Le gouvernement ne peut agir en toute impunité que parce que la bureaucratie syndicale soutient la politique d’immunité collective. La confédération syndicale du secteur privé GSEE a refusé de mobiliser ses centaines de milliers d’adhérents pour exiger la mise en œuvre de mesures de santé publique adéquates afin de protéger la population et de stopper la propagation du virus jusqu’à ce que suffisamment de personnes soient vaccinées. Au lieu de cela, dans un communiqué de presse publié le 13 juillet, elle a appelé inutilement à des «initiatives d’information pour atteindre les niveaux de vaccination souhaités de nos concitoyens afin de réaliser le “mur de protection”», comme si la majorité de la population avait besoin d’être convaincue de la nécessité de se faire vacciner!

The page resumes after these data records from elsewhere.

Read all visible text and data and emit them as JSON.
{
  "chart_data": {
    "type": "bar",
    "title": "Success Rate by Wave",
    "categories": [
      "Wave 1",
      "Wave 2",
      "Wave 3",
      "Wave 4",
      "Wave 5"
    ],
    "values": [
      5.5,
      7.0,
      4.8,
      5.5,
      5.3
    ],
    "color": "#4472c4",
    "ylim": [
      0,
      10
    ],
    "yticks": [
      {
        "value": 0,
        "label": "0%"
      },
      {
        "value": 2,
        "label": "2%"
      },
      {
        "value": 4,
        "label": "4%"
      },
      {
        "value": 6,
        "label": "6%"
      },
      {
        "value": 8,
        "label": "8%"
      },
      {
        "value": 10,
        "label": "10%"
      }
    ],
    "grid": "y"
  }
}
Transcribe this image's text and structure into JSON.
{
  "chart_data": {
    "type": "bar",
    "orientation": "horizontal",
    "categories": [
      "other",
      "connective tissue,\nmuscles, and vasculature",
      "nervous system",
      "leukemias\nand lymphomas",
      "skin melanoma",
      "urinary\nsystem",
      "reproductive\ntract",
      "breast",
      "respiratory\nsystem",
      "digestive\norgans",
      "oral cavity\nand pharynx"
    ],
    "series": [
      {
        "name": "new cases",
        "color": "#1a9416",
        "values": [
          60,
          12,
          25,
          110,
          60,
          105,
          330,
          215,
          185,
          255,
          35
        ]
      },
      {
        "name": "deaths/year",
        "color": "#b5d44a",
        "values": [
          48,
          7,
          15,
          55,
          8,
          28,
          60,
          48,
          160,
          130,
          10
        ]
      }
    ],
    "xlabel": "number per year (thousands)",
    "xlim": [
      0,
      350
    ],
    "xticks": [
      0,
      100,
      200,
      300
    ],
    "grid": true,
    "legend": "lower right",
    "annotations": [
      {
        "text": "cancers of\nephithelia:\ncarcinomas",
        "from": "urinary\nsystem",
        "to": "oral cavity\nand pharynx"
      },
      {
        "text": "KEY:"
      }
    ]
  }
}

Les partis de la pseudogauche jouent un rôle non moins pernicieux. Syriza (Coalition de la gauche radicale – Alliance progressiste) a présenté à la mi-avril ses propres propositions d’ouverture de l’économie. Le caractère propatronal du parti est tel que le quotidien grec Ta Nea a récemment commenté l’absence de l’ancienne posture de gauche du parti:

«Normalement, après une crise aussi profonde de l’économie mondiale due aux mesures de santé publique et après une expérience aussi traumatisante que celle de la pandémie, on se serait attendu à ce qu’un parti de gauche prétendument radical passe à une contre-attaque programmatique et idéologique à multiples facettes parlant des limites du marché, promouvant la centralité de l’intervention de l’État, soulignant l’explosion des inégalités et exigeant une réorientation radicale de la politique. Cependant, Syriza n’a pas évolué dans cette direction. Il a acquiescé à l’essentiel du traitement de la pandémie et n’a commencé que récemment à différencier son message.»

Cette «différenciation» est purement tactique et vise à sauver la face, comme le montre la critique de Syriza à l’égard des plans du gouvernement pour relancer l’économie en mai lorsqu’il a exprimé son «inquiétude quant à l’absence d’un plan pour relancer l’économie et d’une feuille de route de la part du gouvernement».